I’m struck by the fact that these churches are the backdrop, the skyline, for so many people as they go about their daily lives. They walk to school and work, shop, eat, and socialize, all in the shadow of this majestic work of art and piety. I genuinely wonder if they take it for granted, like we often do in Crawfordsville. Do we know when we walk the brick paths of campus that we stand in the presence of the mighty Eric Gugler, who transformed Wabash in the mid-twentieth century and gave us the mall as we know it today? Do we know that the hands that sketched the plans of the President’s Dining Room in the Sparks Center also sketched the “President’s Office,” in an oval shape, in the west office wing of a white mansion in our nation’s capital? I’m not suggesting that we compare the likes of Erfurt Cathedral with Wabash College, but it is important to keep in mind how we perceive the storied and fashioned landscape that surrounds us.
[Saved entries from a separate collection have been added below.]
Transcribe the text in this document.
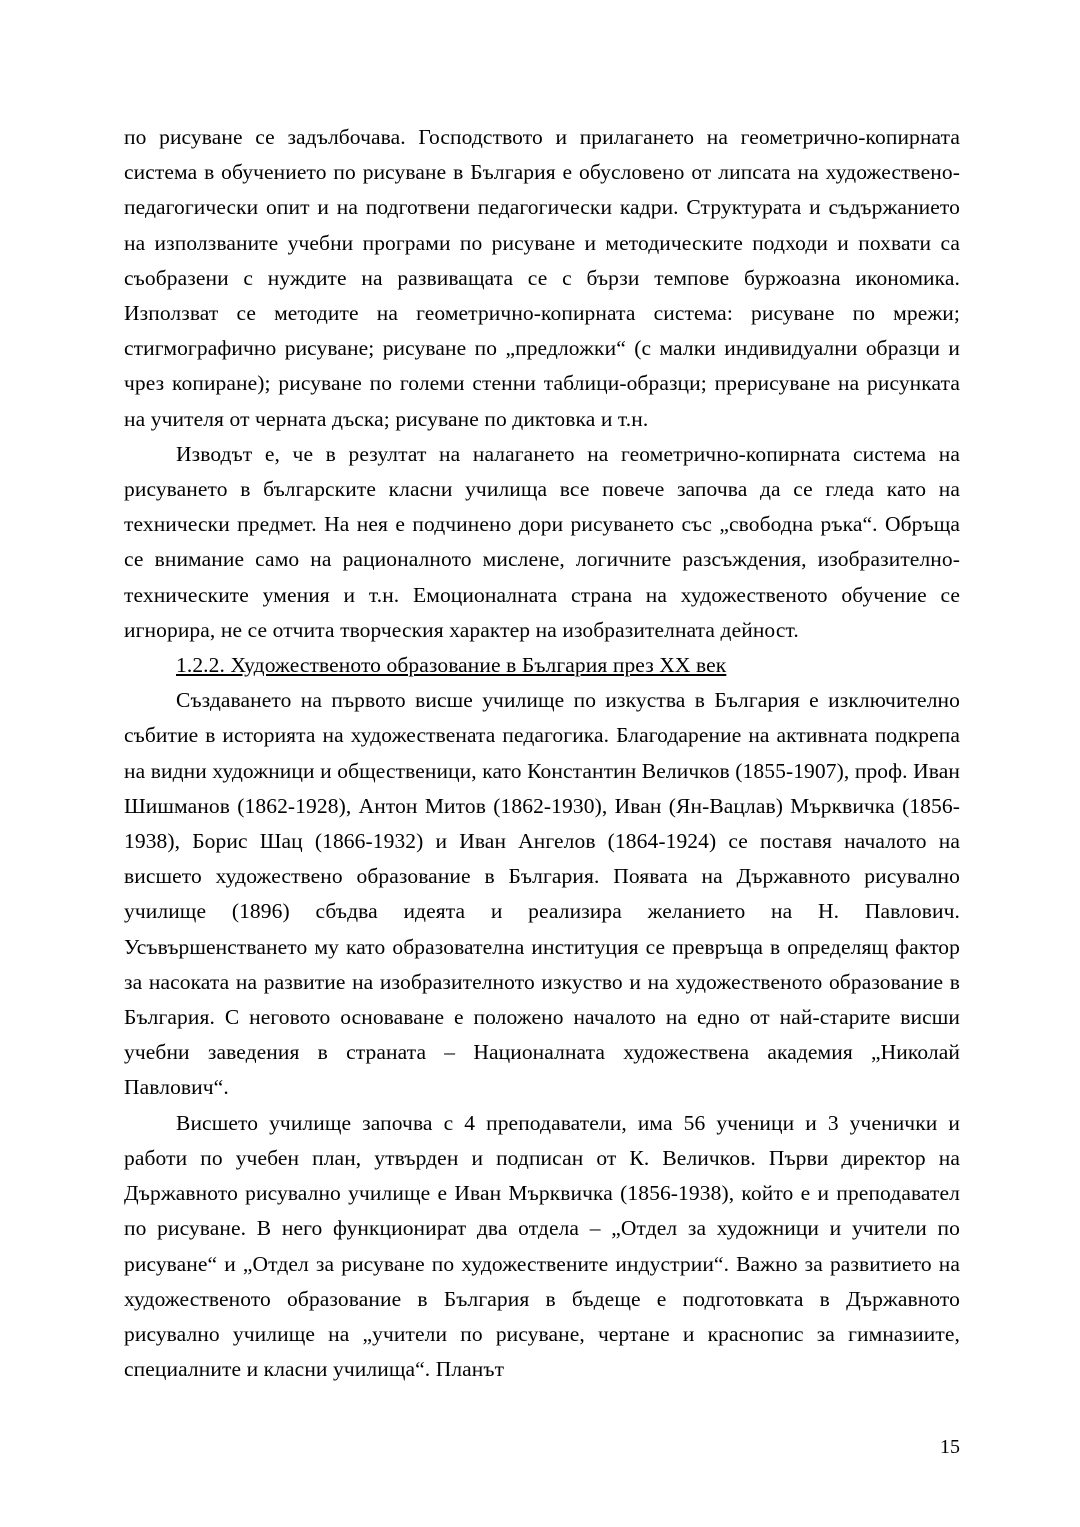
по рисуване се задълбочава. Господството и прилагането на геометрично-копирната система в обучението по рисуване в България е обусловено от липсата на художествено-педагогически опит и на подготвени педагогически кадри. Структурата и съдържанието на използваните учебни програми по рисуване и методическите подходи и похвати са съобразени с нуждите на развиващата се с бързи темпове буржоазна икономика. Използват се методите на геометрично-копирната система: рисуване по мрежи; стигмографично рисуване; рисуване по „предложки“ (с малки индивидуални образци и чрез копиране); рисуване по големи стенни таблици-образци; прерисуване на рисунката на учителя от черната дъска; рисуване по диктовка и т.н.

Изводът е, че в резултат на налагането на геометрично-копирната система на рисуването в българските класни училища все повече започва да се гледа като на технически предмет. На нея е подчинено дори рисуването със „свободна ръка“. Обръща се внимание само на рационалното мислене, логичните разсъждения, изобразително-техническите умения и т.н. Емоционалната страна на художественото обучение се игнорира, не се отчита творческия характер на изобразителната дейност.

1.2.2. Художественото образование в България през ХХ век

Създаването на първото висше училище по изкуства в България е изключително събитие в историята на художествената педагогика. Благодарение на активната подкрепа на видни художници и общественици, като Константин Величков (1855-1907), проф. Иван Шишманов (1862-1928), Антон Митов (1862-1930), Иван (Ян-Вацлав) Мърквичка (1856-1938), Борис Шац (1866-1932) и Иван Ангелов (1864-1924) се поставя началото на висшето художествено образование в България. Появата на Държавното рисувално училище (1896) сбъдва идеята и реализира желанието на Н. Павлович. Усъвършенстването му като образователна институция се превръща в определящ фактор за насоката на развитие на изобразителното изкуство и на художественото образование в България. С неговото основаване е положено началото на едно от най-старите висши учебни заведения в страната – Националната художествена академия „Николай Павлович“.

Висшето училище започва с 4 преподаватели, има 56 ученици и 3 ученички и работи по учебен план, утвърден и подписан от К. Величков. Първи директор на Държавното рисувално училище е Иван Мърквичка (1856-1938), който е и преподавател по рисуване. В него функционират два отдела – „Отдел за художници и учители по рисуване“ и „Отдел за рисуване по художествените индустрии“. Важно за развитието на художественото образование в България в бъдеще е подготовката в Държавното рисувално училище на „учители по рисуване, чертане и краснопис за гимназиите, специалните и класни училища“. Планът

15
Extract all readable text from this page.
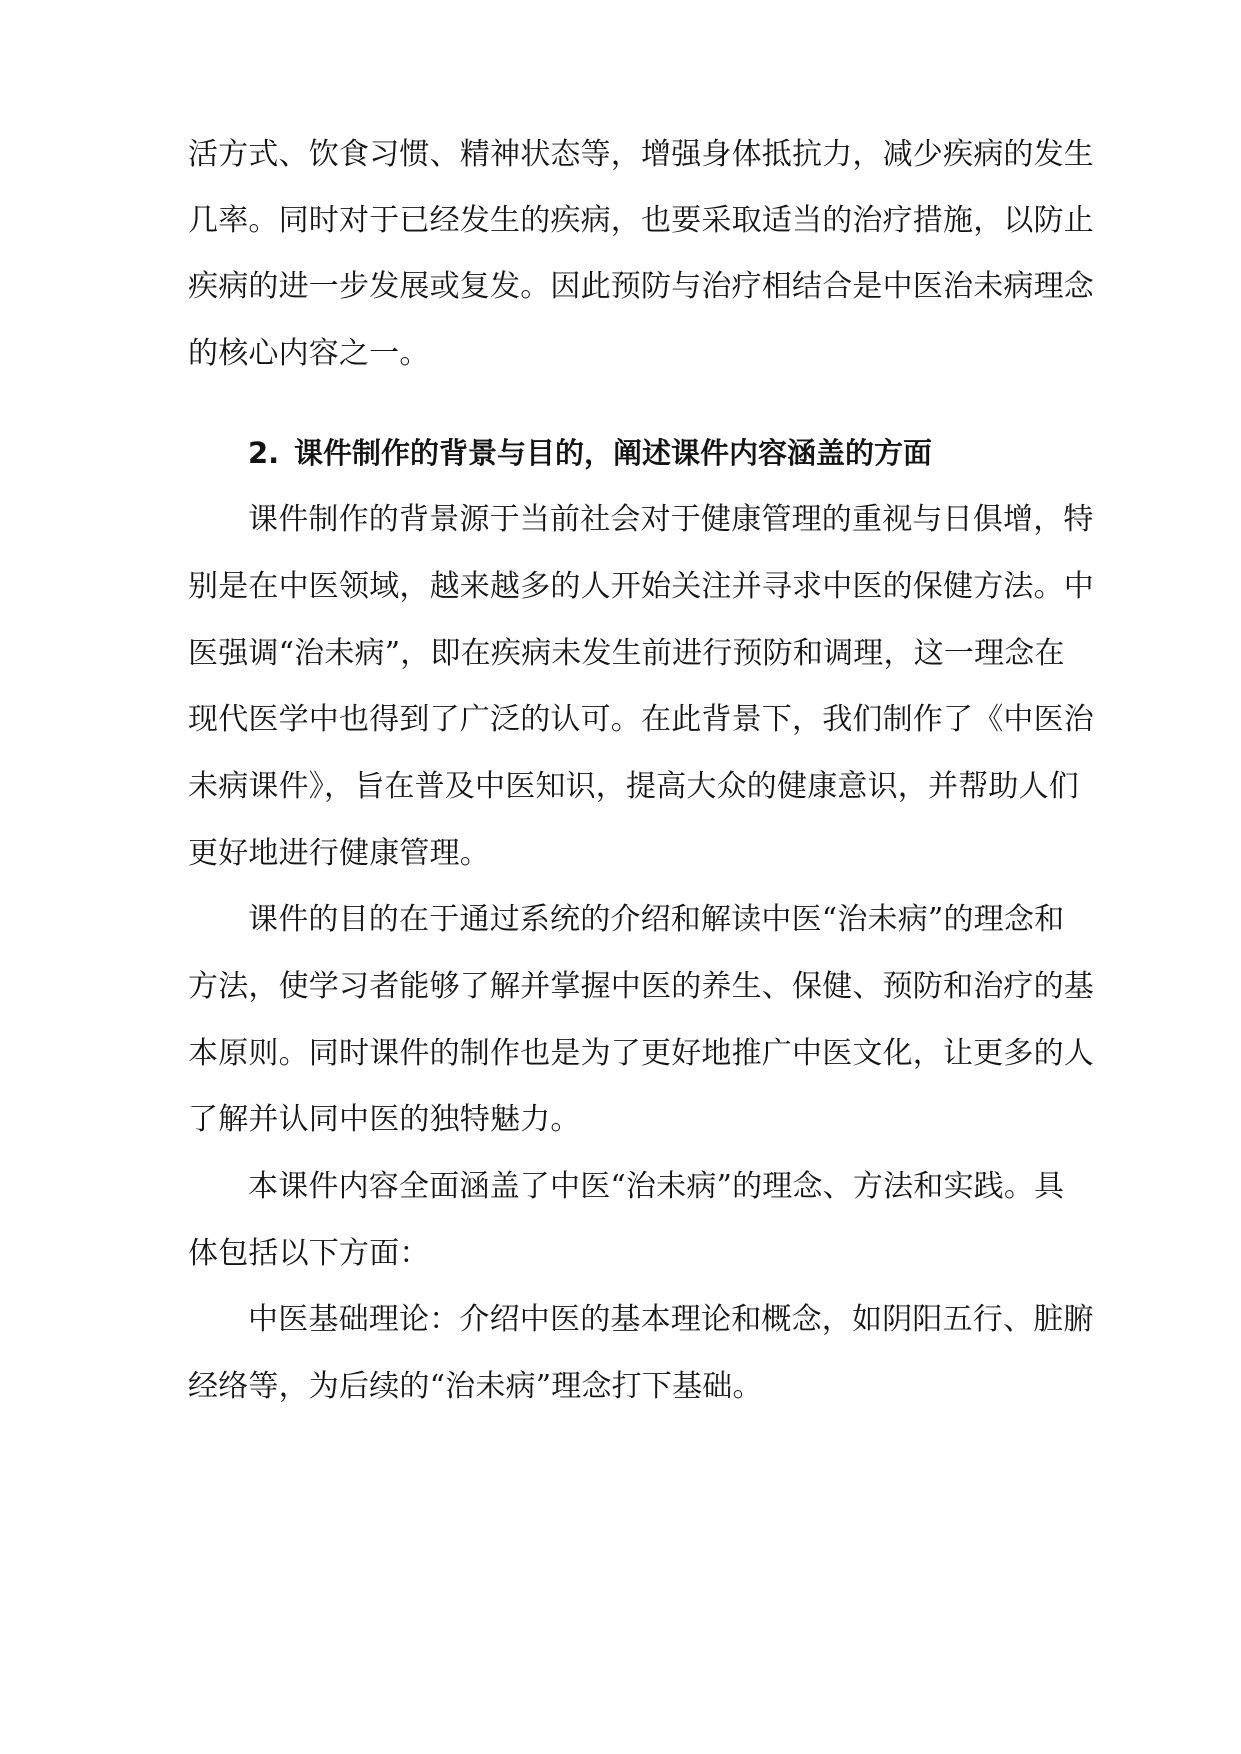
活方式、饮食习惯、精神状态等，增强身体抵抗力，减少疾病的发生
几率。同时对于已经发生的疾病，也要采取适当的治疗措施，以防止
疾病的进一步发展或复发。因此预防与治疗相结合是中医治未病理念
的核心内容之一。
2. 课件制作的背景与目的，阐述课件内容涵盖的方面
课件制作的背景源于当前社会对于健康管理的重视与日俱增，特
别是在中医领域，越来越多的人开始关注并寻求中医的保健方法。中
医强调“治未病”，即在疾病未发生前进行预防和调理，这一理念在
现代医学中也得到了广泛的认可。在此背景下，我们制作了《中医治
未病课件》，旨在普及中医知识，提高大众的健康意识，并帮助人们
更好地进行健康管理。
课件的目的在于通过系统的介绍和解读中医“治未病”的理念和
方法，使学习者能够了解并掌握中医的养生、保健、预防和治疗的基
本原则。同时课件的制作也是为了更好地推广中医文化，让更多的人
了解并认同中医的独特魅力。
本课件内容全面涵盖了中医“治未病”的理念、方法和实践。具
体包括以下方面：
中医基础理论：介绍中医的基本理论和概念，如阴阳五行、脏腑
经络等，为后续的“治未病”理念打下基础。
Erfurt taught me that.
The icing on the Wednesday cake was a stroll through the Citadelle Petersberg, an enormous fortress complex that rises off to the side of the cathedral and rivals it in height. Now a park, it was once a garrison for soldiers from a period of time I could not determine, but at least since the time of Luther and certainly much earlier. Most of the buildings on the citadel are dilapidated, excluding a few used for museum and concert space. Perhaps the old armory has been abandoned since the fall of the Soviet Empire at the end of the twentieth century. The most distressing example of neglect was Peterskirche, a 1000 year-old pre-gothic church that might be the oldest building I’ve seen this week. The entire space, however, is still in good use. A park, a restaurant with a million-dollar view of the city, and probably more tourists than we think keeping it running well, despite the decaying structures that dot the grassy hill.
Harrison, Matt, and I stumbled upon a labyrinth on one side of the park, formed into the earth with ridges and depressions. This is a spiritual tool for meditation or prayer, an ancient contemplative practice that centers the mind, body, and spirit on a circle as one walks the circuitous path around it. As I was treading the worn dirt, circling back and forth, I caught different views of the city. At one point, I caught a perfect glimpse of the Augustinian monastery in which Luther lived, marked by its turreted tower that avoided the destruction of most of the monastery during a World War II bombing raid. I couldn’t help but think that the labyrinth was the perfect metaphor for our journey to this point – the winding, seemingly directionless journey that took us to Wabash, and then to this moment – in a foreign land, assaulted with inspiration and Old World beauty, with the story of a man who changed the course the course of human history. When you walk the labyrinth, it seems hard to imagine you are nearing the center. You come close only to turn and walk further away. However, at the end, you round a corner to find a straight shot to the center, where a small stone beckons you to sit in silence. If our own journeys are like that labyrinth, we have little to be afraid of. We don’t always see where we’re headed, but we hope that peace is at the middle, that the destination exists. I wonder if Luther ever contemplated the same things, thinking those dangerous thoughts beneath the tower I now have my eyes on. Don’t we all?
I rose from my seat, and oddly calm, began my descent back into the city, ready to welcome the rest of this eye-opening experience.